Le 1er juillet 1987, l’Agence France-Presse (AFP) a diffusé un communiqué, signé de Michel Castex, à l’occasion d’un texte du professeur Faurisson portant sur Shoah, film de Claude Lanzmann. Ce communiqué dit notamment :

Des individus comme Robert Faurisson, estime la Fédération [française des sociétés de journalistes], ne devraient pas pouvoir écrire impunément ce qu’ils écrivent et diffusent. L’infamie et le racisme ont des limites. La déontologie de l’information interdit qu’on puisse écrire n’importe quoi, les contre-vérités les plus folles, au mépris de la vérité et donc de la liberté de savoir, en connaissance de cause [...].

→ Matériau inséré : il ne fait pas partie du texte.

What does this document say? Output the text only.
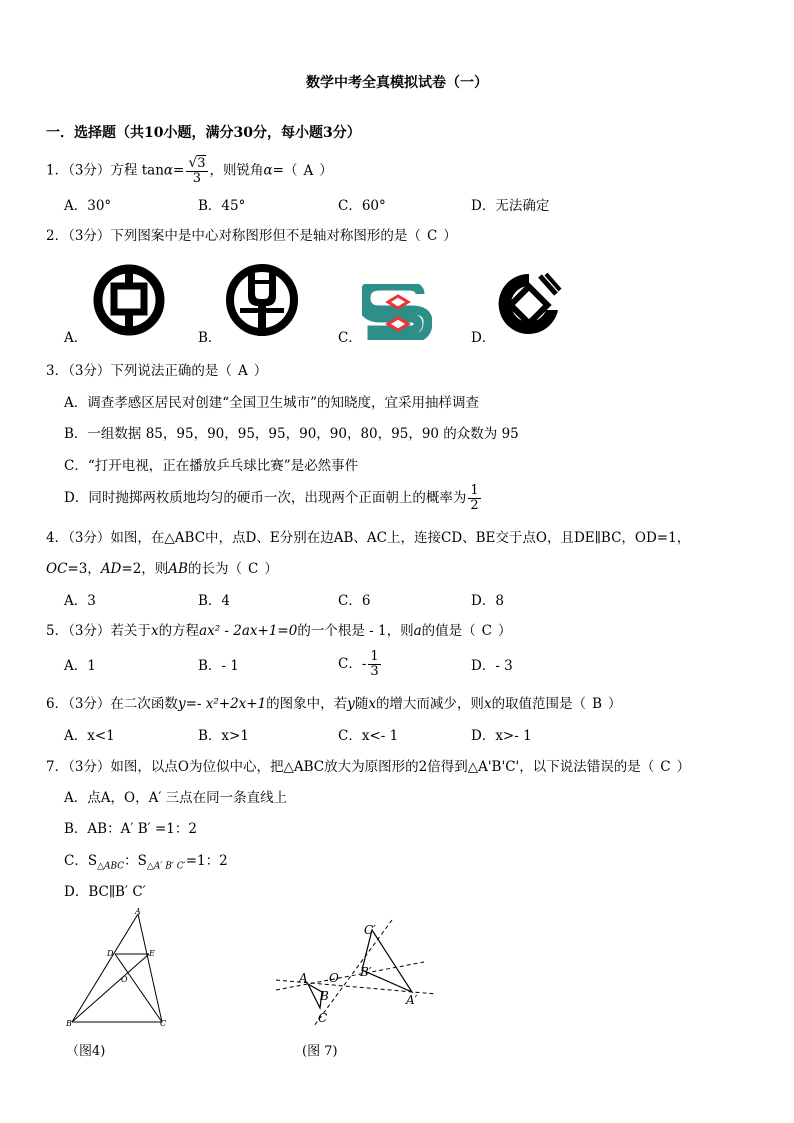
数学中考全真模拟试卷（一）
一．选择题（共10小题，满分30分，每小题3分）
1．（3分）方程 $\tan\alpha= \frac{√3}{3}$ ，则锐角α=（ A ）
A．30°	B．45°	C．60°	D．无法确定
2．（3分）下列图案中是中心对称图形但不是轴对称图形的是（ C ）
A．	B．	C．	D．
3．（3分）下列说法正确的是（ A ）
A．调查孝感区居民对创建“全国卫生城市”的知晓度，宜采用抽样调查
B．一组数据 85，95，90，95，95，90，90，80，95，90 的众数为 95
C．“打开电视，正在播放乒乓球比赛”是必然事件
D．同时抛掷两枚质地均匀的硬币一次，出现两个正面朝上的概率为 $\frac{1}{2}$
4．（3分）如图，在△ABC中，点D、E分别在边AB、AC上，连接CD、BE交于点O，且DE∥BC，OD=1，
OC=3，AD=2，则AB的长为（ C ）
A．3	B．4	C．6	D．8
5．（3分）若关于x的方程ax² - 2ax+1=0的一个根是 - 1，则a的值是（ C ）
A．1	B．- 1	C．- $\frac{1}{3}$	D．- 3
6．（3分）在二次函数y=- x²+2x+1的图象中，若y随x的增大而减少，则x的取值范围是（ B ）
A．x<1	B．x>1	C．x<- 1	D．x>- 1
7．（3分）如图，以点O为位似中心，把△ABC放大为原图形的2倍得到△A'B'C'，以下说法错误的是（ C ）
A．点A，O，A′ 三点在同一条直线上
B．AB：A′ B′ =1：2
C．$S_{\triangle ABC}$：$S_{\triangle A' B' C'}=1$：2
D．BC∥B′ C′
A
B	C
D	E
O
（图4)
C′
B′
A′
A O
B
C
(图 7)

En plein procès Barbie, et alors que les tentatives révisionnistes se multiplient, conclut la Fédération, il est urgent que les autorités judiciaires, au nom du respect de l’information et des Droits de l’homme, sanctionnent de tels tracts infamants et leurs auteurs, en les empêchant de récidiver.

La Fédération française des sociétés de journalistes regroupe plus de vingt sociétés (notamment TF1, Antenne 2, FR3, l’Agence France-Presse, Le Monde, Sud-Ouest, L’Equipe,...), soit plus de deux mille journalistes au total. 

Le 3 juillet, le professeur Faurisson ainsi que Pierre Guillaume et Carlo Mattogno, seront inculpés d’apologie de crimes de guerre et de propagation de fausses nouvelles en raison du contenu du premier numéro des Annales d’histoire révisionniste. Ce numéro, sorti le 9 mai, a été saisi dès le 13 mai [1987]. Le 25 mai, il a fait l’objet d’une ordonnance de référé du juge Pluyette (tribunal de Paris) interdisant d’en poursuivre actuellement la distribution, la diffusion et la vente ; Pierre Guillaume pourra seulement en poursuivre la vente auprès des abonnés.

Dans son numéro du 5-6 juillet, Le Monde publiera (p. 31) un article de Bruno Frappat sur Shoah où seront condamnés, selon les propres termes du journaliste, « les révisionnistes, les exclueurs de tout poil, les fortes têtes du mensonge et de la falsification, les gangsters de l’histoire. »

Une loi est en préparation contre ceux qui « auront tenté de nier l’existence d’éléments constitutifs de ces crimes » (« crimes de guerre » et « crimes contre l’humanité »). Ainsi ceux qui disent qu’il n’a pas existé de chambres à gaz homicides dans les camps de concentration du IIIe Reich pourront-ils être punis de prison [1]

En préparation également : l’obligation pour les élèves de l’enseignement du second degré de suivre des cours dits d’« Instruction civique et (de) Droits de l’homme » sanctionnés par des examens et, à partir de 1990, par une épreuve au baccalauréat ; ces cours comprendront un enseignement anti-révisionniste ; c’est ce qui ressort de la lecture de divers journaux [2].

1er juillet 1987


[1] Le Droit de vivre, juin-juillet 1987, p. 1, 2, 3, 8, 13-15. 
[2] Information juive, juillet 1987, p. 16, Le Monde, 2 juillet 1987, p. 8. etc.

Thursday, June 18, 1987

Shoah, film de Claude Lanzmann : Vers un krach du shoah-business…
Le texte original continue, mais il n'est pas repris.